Claude Code Benchmark Results¶
This page records the Claude Code compatibility-backend runs available in the local experiment artifacts. Bayesian-Agent handled benchmark orchestration, grading, and result writing; Claude Code executed each task prompt through the adapter boundary.
Evidence type: newly run / verified local artifact. Metrics were read from
results/claude_code/**/baseline/results.json and
results/claude_code_smoke/**/baseline/results.json.
Commands¶
Full baseline runs used this harness shape:
python experiments/run_benchmarks.py \
--harness claude-code \
--model "$MODEL" \
--bench "$BENCH" \
--mode baseline \
--out-root "results/claude_code/${MODEL_SLUG}/${BENCH}"

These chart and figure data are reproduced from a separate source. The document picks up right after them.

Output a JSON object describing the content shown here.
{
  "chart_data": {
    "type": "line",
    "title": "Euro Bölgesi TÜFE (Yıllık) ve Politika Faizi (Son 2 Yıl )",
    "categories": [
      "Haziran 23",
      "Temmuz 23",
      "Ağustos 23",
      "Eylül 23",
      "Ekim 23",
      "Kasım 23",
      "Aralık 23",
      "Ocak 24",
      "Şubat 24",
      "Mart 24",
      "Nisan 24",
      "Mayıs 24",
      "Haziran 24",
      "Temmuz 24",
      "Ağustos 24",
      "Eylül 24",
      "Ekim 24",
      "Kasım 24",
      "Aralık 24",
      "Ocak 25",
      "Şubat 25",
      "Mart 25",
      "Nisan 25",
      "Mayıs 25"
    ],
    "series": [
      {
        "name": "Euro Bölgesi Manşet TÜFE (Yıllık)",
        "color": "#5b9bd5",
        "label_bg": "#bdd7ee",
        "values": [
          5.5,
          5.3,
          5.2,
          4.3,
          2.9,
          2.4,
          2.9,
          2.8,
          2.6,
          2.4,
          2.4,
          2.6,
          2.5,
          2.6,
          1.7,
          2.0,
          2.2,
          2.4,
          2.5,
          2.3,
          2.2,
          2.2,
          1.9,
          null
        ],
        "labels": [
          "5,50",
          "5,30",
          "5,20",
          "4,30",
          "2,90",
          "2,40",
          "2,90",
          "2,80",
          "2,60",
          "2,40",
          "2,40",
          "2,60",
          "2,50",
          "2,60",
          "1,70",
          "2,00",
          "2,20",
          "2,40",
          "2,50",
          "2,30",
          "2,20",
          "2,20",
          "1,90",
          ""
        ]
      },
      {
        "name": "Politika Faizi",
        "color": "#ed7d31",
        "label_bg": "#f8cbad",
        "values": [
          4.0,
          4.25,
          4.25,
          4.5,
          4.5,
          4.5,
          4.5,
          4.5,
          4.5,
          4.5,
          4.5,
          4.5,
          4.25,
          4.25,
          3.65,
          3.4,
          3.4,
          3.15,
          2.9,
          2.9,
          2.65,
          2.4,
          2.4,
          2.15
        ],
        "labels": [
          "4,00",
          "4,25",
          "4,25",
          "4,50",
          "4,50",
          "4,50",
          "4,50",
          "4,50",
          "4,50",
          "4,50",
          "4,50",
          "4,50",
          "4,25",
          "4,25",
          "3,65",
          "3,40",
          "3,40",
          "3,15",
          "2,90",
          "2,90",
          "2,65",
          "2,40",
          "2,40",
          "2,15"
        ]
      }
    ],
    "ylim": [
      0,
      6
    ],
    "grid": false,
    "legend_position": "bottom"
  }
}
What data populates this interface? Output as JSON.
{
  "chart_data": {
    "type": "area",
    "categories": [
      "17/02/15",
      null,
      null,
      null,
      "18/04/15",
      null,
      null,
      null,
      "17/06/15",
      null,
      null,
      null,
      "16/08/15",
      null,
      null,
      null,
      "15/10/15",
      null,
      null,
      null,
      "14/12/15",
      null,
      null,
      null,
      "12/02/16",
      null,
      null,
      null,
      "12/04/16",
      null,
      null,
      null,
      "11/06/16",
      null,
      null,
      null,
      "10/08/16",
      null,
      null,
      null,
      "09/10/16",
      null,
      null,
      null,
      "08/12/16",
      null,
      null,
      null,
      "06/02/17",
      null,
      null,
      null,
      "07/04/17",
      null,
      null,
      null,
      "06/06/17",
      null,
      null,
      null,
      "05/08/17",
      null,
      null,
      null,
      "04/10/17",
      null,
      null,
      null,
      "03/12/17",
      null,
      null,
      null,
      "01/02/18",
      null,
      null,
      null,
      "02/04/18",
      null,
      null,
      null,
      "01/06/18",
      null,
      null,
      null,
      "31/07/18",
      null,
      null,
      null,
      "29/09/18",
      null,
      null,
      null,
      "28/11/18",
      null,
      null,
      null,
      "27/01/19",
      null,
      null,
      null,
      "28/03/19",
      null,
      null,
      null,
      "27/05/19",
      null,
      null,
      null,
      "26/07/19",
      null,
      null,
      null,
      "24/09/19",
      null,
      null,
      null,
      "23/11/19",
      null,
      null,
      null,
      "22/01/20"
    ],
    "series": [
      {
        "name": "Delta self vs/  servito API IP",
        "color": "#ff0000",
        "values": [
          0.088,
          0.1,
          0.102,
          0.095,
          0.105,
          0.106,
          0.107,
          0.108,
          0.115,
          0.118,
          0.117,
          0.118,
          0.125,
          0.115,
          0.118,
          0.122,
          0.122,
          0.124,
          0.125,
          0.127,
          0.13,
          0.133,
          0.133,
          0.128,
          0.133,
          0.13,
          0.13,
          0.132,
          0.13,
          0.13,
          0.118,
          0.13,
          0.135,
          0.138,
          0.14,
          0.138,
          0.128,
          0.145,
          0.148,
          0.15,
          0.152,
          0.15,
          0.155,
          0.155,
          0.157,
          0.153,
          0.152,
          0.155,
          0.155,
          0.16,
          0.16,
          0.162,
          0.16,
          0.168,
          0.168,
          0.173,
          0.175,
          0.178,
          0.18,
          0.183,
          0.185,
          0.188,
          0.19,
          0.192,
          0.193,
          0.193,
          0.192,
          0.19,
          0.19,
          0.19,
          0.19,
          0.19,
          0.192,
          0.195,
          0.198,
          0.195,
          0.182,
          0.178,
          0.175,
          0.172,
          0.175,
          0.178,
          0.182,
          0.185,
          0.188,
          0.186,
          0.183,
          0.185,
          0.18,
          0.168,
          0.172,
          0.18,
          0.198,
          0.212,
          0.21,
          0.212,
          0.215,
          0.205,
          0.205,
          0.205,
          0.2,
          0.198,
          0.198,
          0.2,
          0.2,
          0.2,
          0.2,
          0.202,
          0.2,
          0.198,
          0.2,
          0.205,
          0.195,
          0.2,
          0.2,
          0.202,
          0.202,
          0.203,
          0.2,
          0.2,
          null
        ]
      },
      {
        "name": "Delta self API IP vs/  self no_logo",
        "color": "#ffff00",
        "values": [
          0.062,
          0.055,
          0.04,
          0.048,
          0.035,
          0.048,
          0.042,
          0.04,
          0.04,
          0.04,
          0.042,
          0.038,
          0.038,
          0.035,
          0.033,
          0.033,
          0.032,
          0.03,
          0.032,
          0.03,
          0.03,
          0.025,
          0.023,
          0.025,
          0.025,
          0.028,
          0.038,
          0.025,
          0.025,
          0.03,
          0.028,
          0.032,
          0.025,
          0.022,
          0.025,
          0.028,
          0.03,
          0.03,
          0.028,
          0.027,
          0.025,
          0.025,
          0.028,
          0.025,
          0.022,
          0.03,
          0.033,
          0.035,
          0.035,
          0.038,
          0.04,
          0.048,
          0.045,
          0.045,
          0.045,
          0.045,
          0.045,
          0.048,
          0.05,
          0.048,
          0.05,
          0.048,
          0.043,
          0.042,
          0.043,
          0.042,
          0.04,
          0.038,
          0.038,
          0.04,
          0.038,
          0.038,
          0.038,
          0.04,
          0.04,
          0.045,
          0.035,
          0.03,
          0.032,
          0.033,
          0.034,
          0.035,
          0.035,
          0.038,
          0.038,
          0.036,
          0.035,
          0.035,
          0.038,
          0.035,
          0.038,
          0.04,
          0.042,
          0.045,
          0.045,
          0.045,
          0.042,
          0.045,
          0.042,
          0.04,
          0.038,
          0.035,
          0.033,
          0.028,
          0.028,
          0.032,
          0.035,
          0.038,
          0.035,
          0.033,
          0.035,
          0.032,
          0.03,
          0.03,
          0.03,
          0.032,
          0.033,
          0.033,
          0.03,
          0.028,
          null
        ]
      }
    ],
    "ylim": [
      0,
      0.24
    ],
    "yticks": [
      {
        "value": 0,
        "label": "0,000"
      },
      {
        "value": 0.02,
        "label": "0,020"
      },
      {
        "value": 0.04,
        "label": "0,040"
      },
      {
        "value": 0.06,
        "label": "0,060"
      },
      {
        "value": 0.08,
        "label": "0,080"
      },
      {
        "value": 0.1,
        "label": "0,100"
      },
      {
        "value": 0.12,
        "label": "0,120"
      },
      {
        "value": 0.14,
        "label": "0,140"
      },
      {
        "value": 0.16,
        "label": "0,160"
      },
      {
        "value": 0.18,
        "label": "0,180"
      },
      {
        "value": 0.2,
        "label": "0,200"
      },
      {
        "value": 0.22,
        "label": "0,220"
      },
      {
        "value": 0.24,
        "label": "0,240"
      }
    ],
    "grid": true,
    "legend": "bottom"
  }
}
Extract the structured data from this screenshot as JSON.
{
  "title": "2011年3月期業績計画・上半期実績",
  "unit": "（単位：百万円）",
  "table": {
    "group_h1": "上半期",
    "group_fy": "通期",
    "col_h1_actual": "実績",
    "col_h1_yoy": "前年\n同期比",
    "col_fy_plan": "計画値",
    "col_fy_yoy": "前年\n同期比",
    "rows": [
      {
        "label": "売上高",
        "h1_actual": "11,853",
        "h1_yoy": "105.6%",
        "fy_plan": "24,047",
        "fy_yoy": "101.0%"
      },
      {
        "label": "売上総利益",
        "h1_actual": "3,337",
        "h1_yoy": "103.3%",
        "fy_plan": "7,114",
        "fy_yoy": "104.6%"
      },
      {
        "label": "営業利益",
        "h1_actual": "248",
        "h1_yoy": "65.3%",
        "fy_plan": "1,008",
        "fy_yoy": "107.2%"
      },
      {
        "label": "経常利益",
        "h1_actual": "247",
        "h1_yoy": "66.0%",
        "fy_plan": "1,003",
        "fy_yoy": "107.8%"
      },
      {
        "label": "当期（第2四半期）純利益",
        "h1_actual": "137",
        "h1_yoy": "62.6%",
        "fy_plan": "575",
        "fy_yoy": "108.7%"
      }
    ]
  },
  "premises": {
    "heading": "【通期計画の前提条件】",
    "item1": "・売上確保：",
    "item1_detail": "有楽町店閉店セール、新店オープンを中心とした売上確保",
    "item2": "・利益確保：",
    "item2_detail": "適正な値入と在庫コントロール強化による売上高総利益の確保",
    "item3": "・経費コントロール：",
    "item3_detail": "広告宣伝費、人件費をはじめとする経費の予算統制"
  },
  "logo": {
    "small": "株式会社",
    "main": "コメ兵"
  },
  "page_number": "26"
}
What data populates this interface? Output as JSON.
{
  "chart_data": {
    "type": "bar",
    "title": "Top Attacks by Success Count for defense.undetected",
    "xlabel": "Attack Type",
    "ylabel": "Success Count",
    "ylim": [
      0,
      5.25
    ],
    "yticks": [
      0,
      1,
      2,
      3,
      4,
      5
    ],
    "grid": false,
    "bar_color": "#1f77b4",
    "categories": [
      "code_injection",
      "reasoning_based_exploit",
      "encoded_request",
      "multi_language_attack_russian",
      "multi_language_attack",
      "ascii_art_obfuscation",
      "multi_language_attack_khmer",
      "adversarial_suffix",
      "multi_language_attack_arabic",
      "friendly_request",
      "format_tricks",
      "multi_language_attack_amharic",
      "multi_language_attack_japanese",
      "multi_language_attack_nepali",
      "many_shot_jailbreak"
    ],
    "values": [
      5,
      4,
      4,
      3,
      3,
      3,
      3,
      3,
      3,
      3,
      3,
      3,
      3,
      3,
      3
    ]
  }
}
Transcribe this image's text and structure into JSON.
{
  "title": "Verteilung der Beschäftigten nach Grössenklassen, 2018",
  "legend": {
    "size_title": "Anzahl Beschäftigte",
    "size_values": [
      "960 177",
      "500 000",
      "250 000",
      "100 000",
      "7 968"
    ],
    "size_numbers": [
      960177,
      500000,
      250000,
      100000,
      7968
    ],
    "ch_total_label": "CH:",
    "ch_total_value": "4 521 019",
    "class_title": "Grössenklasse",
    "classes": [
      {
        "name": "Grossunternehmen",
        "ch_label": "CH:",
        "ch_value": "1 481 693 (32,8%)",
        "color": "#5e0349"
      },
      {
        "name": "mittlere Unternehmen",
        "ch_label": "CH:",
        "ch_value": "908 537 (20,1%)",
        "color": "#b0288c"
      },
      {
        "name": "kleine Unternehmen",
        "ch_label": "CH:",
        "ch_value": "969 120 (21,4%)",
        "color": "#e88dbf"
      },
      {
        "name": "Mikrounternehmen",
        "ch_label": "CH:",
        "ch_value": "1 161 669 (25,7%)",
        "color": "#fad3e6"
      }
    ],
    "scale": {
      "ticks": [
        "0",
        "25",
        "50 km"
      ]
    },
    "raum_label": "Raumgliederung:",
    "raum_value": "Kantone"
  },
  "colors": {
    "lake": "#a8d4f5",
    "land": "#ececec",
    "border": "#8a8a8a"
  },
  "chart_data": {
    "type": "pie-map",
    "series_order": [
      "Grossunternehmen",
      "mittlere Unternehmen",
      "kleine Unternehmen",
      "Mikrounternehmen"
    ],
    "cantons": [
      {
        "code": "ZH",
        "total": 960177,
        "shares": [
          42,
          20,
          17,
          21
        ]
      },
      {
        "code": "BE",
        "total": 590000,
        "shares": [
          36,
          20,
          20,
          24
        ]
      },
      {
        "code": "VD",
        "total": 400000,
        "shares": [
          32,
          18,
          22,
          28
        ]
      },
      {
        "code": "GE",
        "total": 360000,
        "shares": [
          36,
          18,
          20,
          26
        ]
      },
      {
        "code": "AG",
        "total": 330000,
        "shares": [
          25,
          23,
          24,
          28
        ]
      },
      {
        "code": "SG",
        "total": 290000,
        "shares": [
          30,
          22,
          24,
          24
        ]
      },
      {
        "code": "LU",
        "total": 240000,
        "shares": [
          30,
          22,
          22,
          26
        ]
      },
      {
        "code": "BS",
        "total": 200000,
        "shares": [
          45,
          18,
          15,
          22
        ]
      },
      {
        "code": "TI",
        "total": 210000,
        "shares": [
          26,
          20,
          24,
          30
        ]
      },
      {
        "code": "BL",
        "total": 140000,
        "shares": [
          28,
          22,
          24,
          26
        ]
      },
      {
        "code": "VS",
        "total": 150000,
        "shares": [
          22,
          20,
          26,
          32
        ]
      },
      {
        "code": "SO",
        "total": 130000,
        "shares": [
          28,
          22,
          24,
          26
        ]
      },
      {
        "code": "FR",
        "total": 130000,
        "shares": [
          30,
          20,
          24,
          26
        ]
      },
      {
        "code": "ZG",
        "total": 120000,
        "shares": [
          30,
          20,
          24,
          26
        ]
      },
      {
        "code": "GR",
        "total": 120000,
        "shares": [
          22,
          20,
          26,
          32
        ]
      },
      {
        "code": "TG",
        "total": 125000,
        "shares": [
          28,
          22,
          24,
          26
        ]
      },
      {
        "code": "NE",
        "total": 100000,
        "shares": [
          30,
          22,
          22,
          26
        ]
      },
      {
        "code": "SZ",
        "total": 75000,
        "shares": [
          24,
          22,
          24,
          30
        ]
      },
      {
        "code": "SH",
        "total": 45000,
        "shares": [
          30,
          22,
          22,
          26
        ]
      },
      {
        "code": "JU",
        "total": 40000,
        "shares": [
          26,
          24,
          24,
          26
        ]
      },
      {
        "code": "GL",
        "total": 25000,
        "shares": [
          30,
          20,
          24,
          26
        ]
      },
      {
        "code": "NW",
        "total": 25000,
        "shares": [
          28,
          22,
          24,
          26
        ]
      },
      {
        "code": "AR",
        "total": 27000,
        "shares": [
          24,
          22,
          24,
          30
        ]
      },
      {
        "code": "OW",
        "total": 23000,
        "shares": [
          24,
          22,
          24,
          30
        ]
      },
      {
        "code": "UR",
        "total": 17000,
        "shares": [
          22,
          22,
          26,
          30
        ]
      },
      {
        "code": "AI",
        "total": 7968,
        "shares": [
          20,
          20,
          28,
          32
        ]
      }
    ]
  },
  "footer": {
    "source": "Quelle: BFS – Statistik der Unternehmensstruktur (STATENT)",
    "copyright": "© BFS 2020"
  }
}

Smoke runs used the same backend with --limit 1 and smoke-specific output
roots under results/claude_code_smoke/.
Full Baseline Results¶
| Model | Benchmark | Accuracy | Total Tokens | Efficiency | Failed Tasks |
|---|---|---|---|---|---|
| deepseek-v4-flash | SOP-Bench | 18/20 (90%) | 5,887,709 | 3.06 | sop_15, sop_16 |
| deepseek-v4-flash | Lifelong AgentBench | 20/20 (100%) | 1,552,970 | 12.88 | none |
| deepseek-v4-flash | RealFin-Bench | 31/40 (77.5%) | 49,414,353 | 0.63 | 9 tasks |
| deepseek-v4-pro[1m] | SOP-Bench | 13/20 (65%) | 2,759,895 | 4.71 | 7 tasks |
| deepseek-v4-pro[1m] | Lifelong AgentBench | 20/20 (100%) | 1,552,632 | 12.88 | none |
| deepseek-v4-pro[1m] | RealFin-Bench | 26/40 (65%) | 27,034,780 | 0.96 | 14 tasks |
Bayesian-Agent Modes with Claude Code Backend¶
These runs use Claude Code as the task execution backend and Bayesian-Agent for benchmark orchestration, verifier grading, Skill evidence updates, and failure-mode patch injection.
Evidence type: newly run / verified local artifact, 2026-06-06 to 2026-06-07. Metrics were read from:
results/claude_code/{deepseek_v4_flash,deepseek_v4_pro_1m}/{sop,lifelong,realfin}/{baseline,bayesian_full,bayesian_incremental}/results.json
Commands used the same shape for all three benchmarks:
python experiments/run_benchmarks.py \
--harness claude-code \
--model "$MODEL" \
--bench "$BENCH" \
--mode "$MODE" \
--out-root "results/claude_code/${MODEL_SLUG}/${BENCH}"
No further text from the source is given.